Por Joel Hoyos Cuesta*
Son tantas las evidencias que un cristiano encuentra a diario del amor de Dios, que éste interrogante rayaría en la necedad; no obstante, existen muchas personas a las cuales no les parece tan clara, ni la existencia de Dios, ni la fuerza redentora que brota del corazón mismo de la Trinidad.
Inmersos en una sociedad erotizada, que incita cada vez con más fuerza al desorden sensual; tecnoligizada y tecnificada, que poco a poco deshumaniza las relaciones interpersonales, atomizando a las familias, generando en muchos casos una dependencia o alienación, y convulsionada a causa de la proliferación de ideologías de todo tipo, el cristiano genuino debe testimoniar, con veracidad, que el amor (entendido en la pureza del término) es la superación de un esteticismo forzado, que no corresponde a la visión egoísta vendida de manera agresiva en los diversos medios de comunicación, sino que, es la capacidad propia del ser humano para emplear sus fuerzas y realizar sus potencialidades congénitas de ser libre, de entrar en relación con los otros y consigo mismo, que implica responsabilidad, cuidado, respeto y conocimiento. Como también el deseo de que la otra persona crezca y se desarrolle en su integralidad.
Por lo tanto, amar no es crear dependencia de manera tal que se nulifique la individualidad de la persona, ni mucho menos contemplar de manera pasiva la belleza de las cosas; o buscar reducir la existencia a la simple satisfacción de los impulsos propios de la naturaleza humana. Amar, en la nobleza del término podría definirse como la plenificación total de la vida, realizada en la medida en que nos abrimos a la experiencia de entrega y donación de nuestro ser por una causa sublime, como la de procurar el bienestar no sólo propio, sino de toda la familia humana.
Amor sin libertad no es concebible; como tampoco, es concebible sin felicidad. Si amamos lo hacemos desde la libertad, pues solamente cuando la vida experimenta la libertad del amor se orienta a la felicidad. Pero, ¿cómo lograr este objetivo? Si bien existe en el desarrollo natural de la persona un punto de elección y decisión por una vocación o profesión específica; también existe una vocación que es común a todos, es la vocación ‘a la vida feliz’, todo ser humano es pensado por Dios en la libertad de su amor, por lo cual todo ser humano es llamado a la felicidad desde el amor y para el amor. ‘Ningún ser humano está destinado a la infelicidad’.
Con la Encarnación de Jesús, el Dios que hasta el momento era lejano se hace cercano. El Amor se encarna en la naturaleza humana, la plenifica asumiéndola toda ella en la redención de la cruz.

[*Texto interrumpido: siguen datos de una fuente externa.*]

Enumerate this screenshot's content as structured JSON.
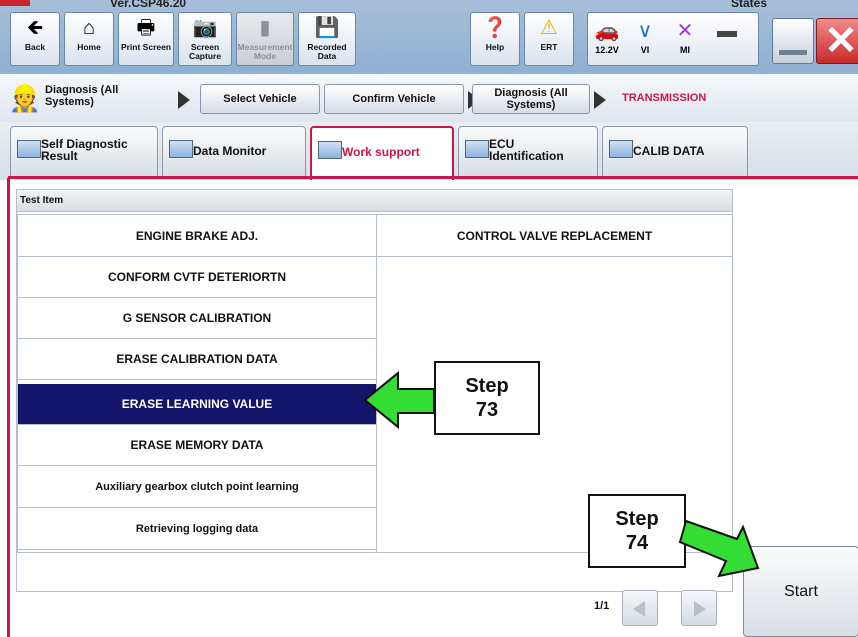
{
  "app": {
    "version": "Ver.CSP46.20",
    "states_label": "States"
  },
  "toolbar": {
    "buttons": [
      {
        "label": "Back",
        "icon": "back-arrow-icon"
      },
      {
        "label": "Home",
        "icon": "home-icon"
      },
      {
        "label": "Print Screen",
        "icon": "printer-icon"
      },
      {
        "label": "Screen Capture",
        "icon": "camera-icon"
      },
      {
        "label": "Measurement Mode",
        "icon": "measurement-icon"
      },
      {
        "label": "Recorded Data",
        "icon": "recorded-data-icon"
      },
      {
        "label": "Help",
        "icon": "help-icon"
      },
      {
        "label": "ERT",
        "icon": "warning-icon"
      }
    ],
    "status": {
      "voltage": "12.2V",
      "vi": "VI",
      "mi": "MI"
    }
  },
  "breadcrumb": {
    "root": "Diagnosis (All Systems)",
    "steps": [
      "Select Vehicle",
      "Confirm Vehicle",
      "Diagnosis (All Systems)"
    ],
    "current": "TRANSMISSION"
  },
  "tabs": [
    {
      "label": "Self Diagnostic Result"
    },
    {
      "label": "Data Monitor"
    },
    {
      "label": "Work support",
      "active": true
    },
    {
      "label": "ECU Identification"
    },
    {
      "label": "CALIB DATA"
    }
  ],
  "test_panel": {
    "header": "Test Item",
    "left_items": [
      "ENGINE BRAKE ADJ.",
      "CONFORM CVTF DETERIORTN",
      "G SENSOR CALIBRATION",
      "ERASE CALIBRATION DATA",
      "ERASE LEARNING VALUE",
      "ERASE MEMORY DATA",
      "Auxiliary gearbox clutch point learning",
      "Retrieving logging data"
    ],
    "right_items": [
      "CONTROL VALVE REPLACEMENT"
    ],
    "selected_item": "ERASE LEARNING VALUE"
  },
  "pager": {
    "label": "1/1"
  },
  "start_button": {
    "label": "Start"
  },
  "callouts": {
    "step73": {
      "line1": "Step",
      "line2": "73"
    },
    "step74": {
      "line1": "Step",
      "line2": "74"
    }
  },
  "colors": {
    "accent": "#c8174a",
    "selected_row": "#14146b",
    "arrow_green": "#33dd33"
  }
}
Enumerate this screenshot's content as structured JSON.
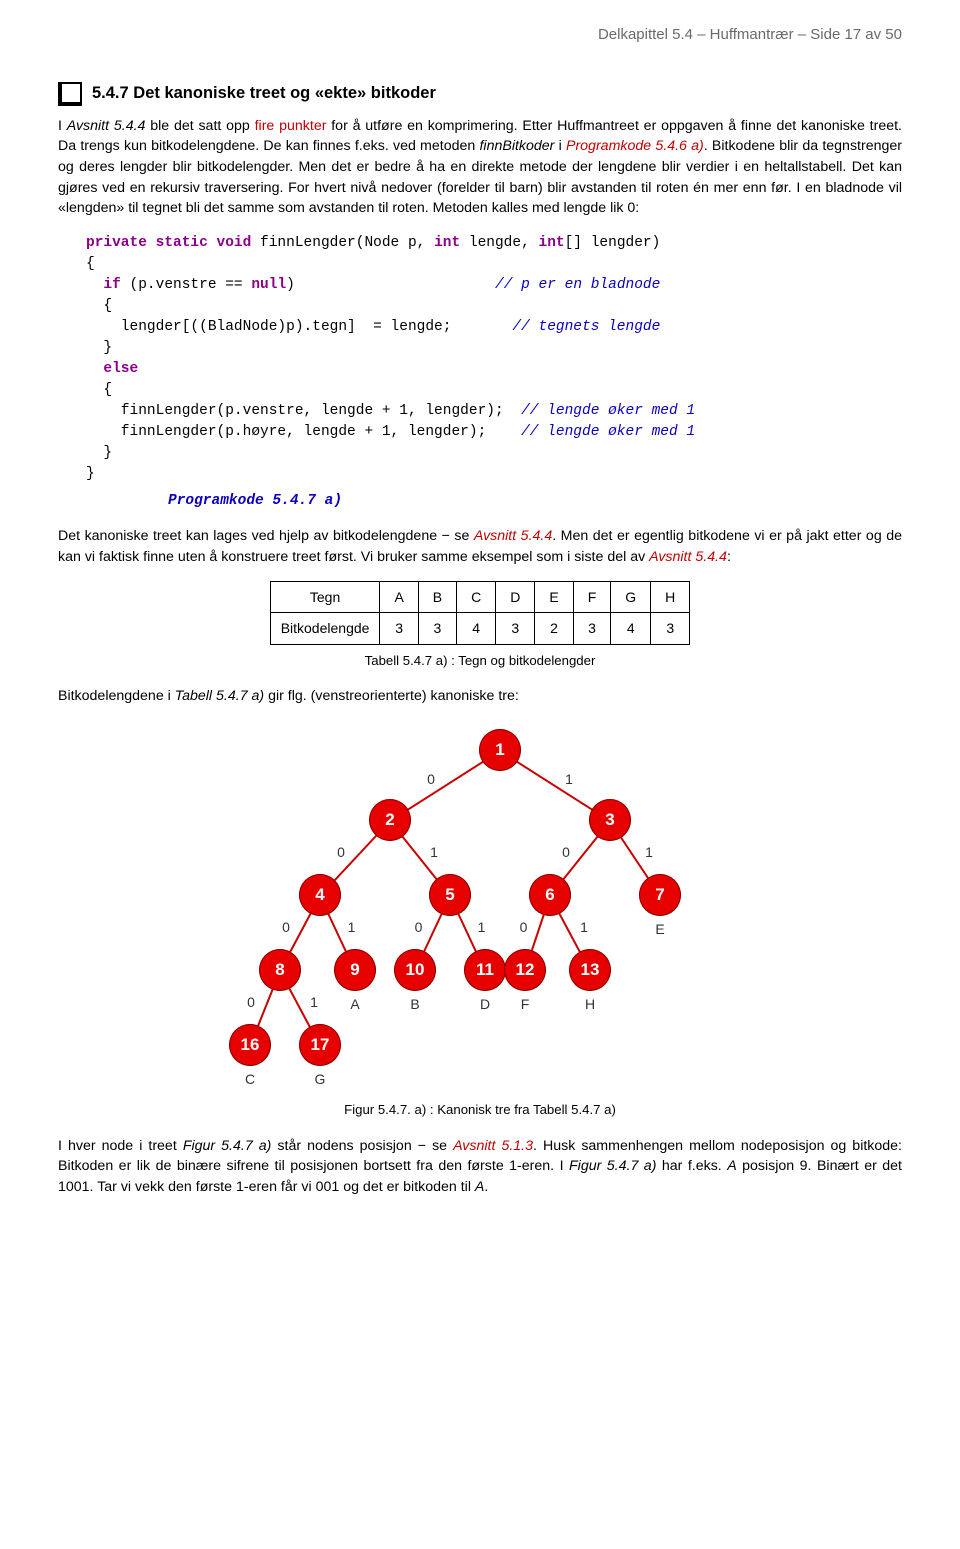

Es así como los hombres y mujeres fuimos capacitados para amar como amó Jesús; todos los seres humanos descubrimos desde la perfección de nuestro ser, la misericordia de un misterio que sobrepasa nuestra inteligencia pero que nos acoge desde nuestras miserias, por lo cual podremos afirmar como el Apóstol: “desventurado aquel que no ama al Señor” (1cor 16,22), porque sólo amando al que nos amó, primero se devela ante nuestros ojos la plenitud de la vida, la felicidad desde el amor.
Dios dispone todos los medios para que el hombre se salve. No obstante, la sociedad actual, en gran parte, está patológicamente afectada de ‘esklerocardía’ (endurecimiento del corazón), debido a esto, los gritos más fuertes y profundos del amor incansable de Dios suelen ser sólo silencio y ausencia en la realidad del hombre y la mujer, que buscan su realización, pero desdibujan a Dios de su Horizonte. Permiten así la esterilidad de sus vidas y se entregan al sin sentido, a lo absurdo. Ante todo esto, la creación, la historia personal, la potencia de la Palabra que resuena en lo más profundo de nuestro ser y la acción dinamizadora y recreadora del Espíritu de Dios que sigue pasando insistentemente, con potencia paciente por la singularidad de cada persona, son la evidencia a la luz de la fe, del la profundidad y benevolencia de Dios para con la humanidad.
*Seminarista II de Teología. Seminario Mayor Juan XXIII - Diócesis de Magangué.